公开(公告)号：US20110148374A1

公开(公告)日：2011-06-23

申请号：US12642778

申请日：2009-12-19

Applicant: ANDREW ROMAN GIZARA

Inventor： ANDREW ROMAN GIZARA

IPC: G05F1/10

CPC classification number: H02M3/157 ,  H05B33/0815

Abstract: A digital circuit directs operation of a pulse width modulation or pulse frequency modulation controller varying its control between closed loop and open loop topology. An exemplary control plant could embody a step-down switch mode power supply providing a precise sequence of voltages or currents to any of a variety of loads such as the core voltage of a semiconductor unique compared to its input/output ring voltage. A state machine monitors pulse width or pulse frequency from the pulse width modulation or pulse frequency modulation controller, respectively, while either type of controller operates in its closed loop topology, to determine if the present power state of the system matches the predicted load as characterized from a predetermined model used in conjunction with design automation tools. The state machine averages pulse widths or pulse frequencies monitored in the closed loop topology. If the average deviates from the predicted pulse width or pulse frequency for the present power state, the state machine updates a corresponding value in a table of pulse width or pulse frequency values from which an open loop controller applying pulse width modulation or pulse frequency modulation, respectively, generates a near critical damped step response during system power state transitions or maintains a maximally flat voltage during system current transients.

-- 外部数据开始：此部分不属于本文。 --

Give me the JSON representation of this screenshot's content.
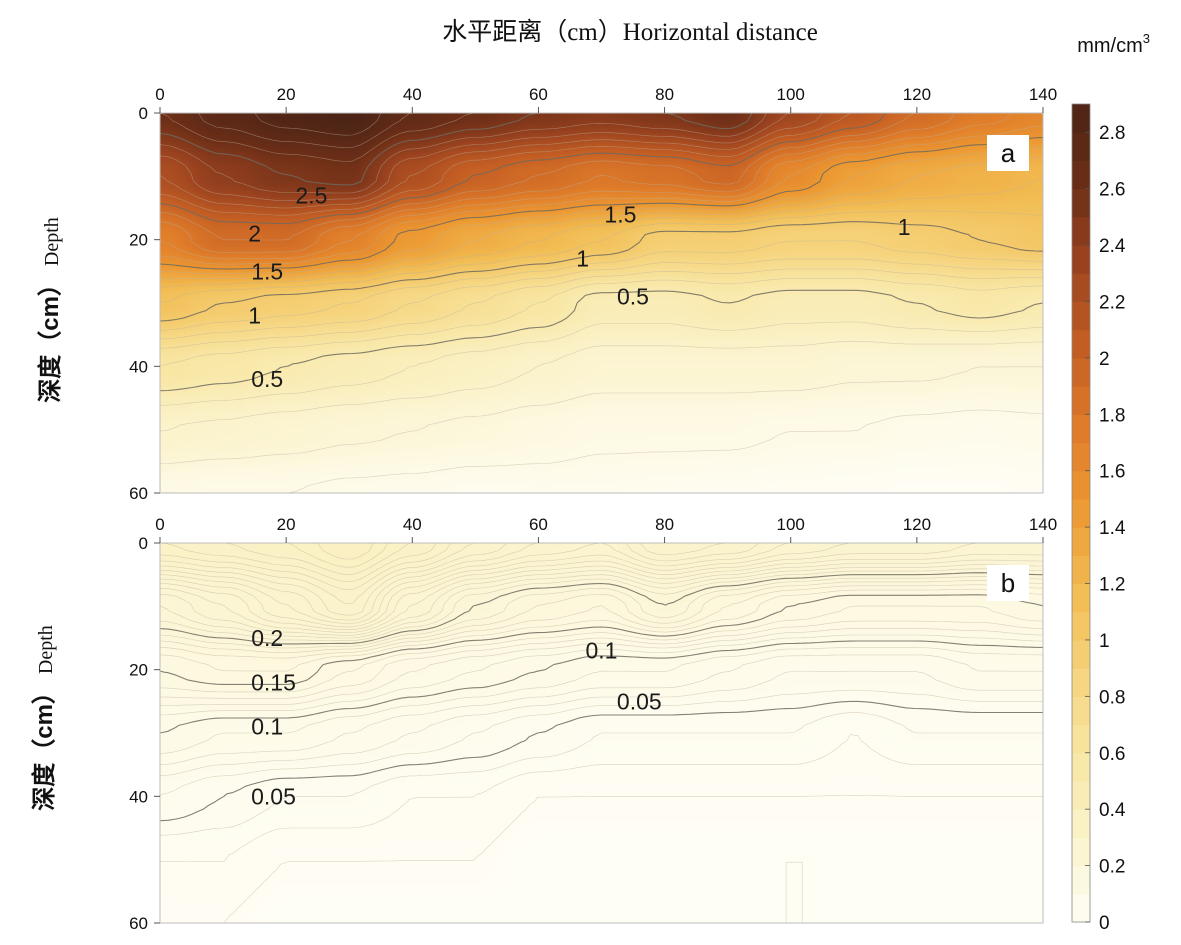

Abstract translation: 数字电路引导脉宽调制或脉冲频率调制控制器的操作，改变其在闭环和开环拓扑之间的控制。 示例性控制设备可以体现降压开关模式电源，其提供电压或电流的精确序列以适应各种负载，例如与其输入/输出环电压相比唯一的半导体核心电压。 状态机分别监视来自脉宽调制或脉冲频率调制控制器的脉冲宽度或脉冲频率，而任一类型的控制器在其闭环拓扑中操作，以确定系统的当前功率状态是否与预测负载相匹配 从与设计自动化工具结合使用的预定模型。 状态机平均在闭环拓扑中监视的脉冲宽度或脉冲频率。 如果平均值偏离当前功率状态的预测脉冲宽度或脉冲频率，则状态机更新脉冲宽度表或脉冲频率值中的对应值，开环控制器从该脉冲宽度或脉冲频率值施加脉宽调制或脉冲频率调制， 分别在系统电源状态转换期间产生接近临界阻尼的阶跃响应，或在系统电流瞬变期间保持最大平坦的电压。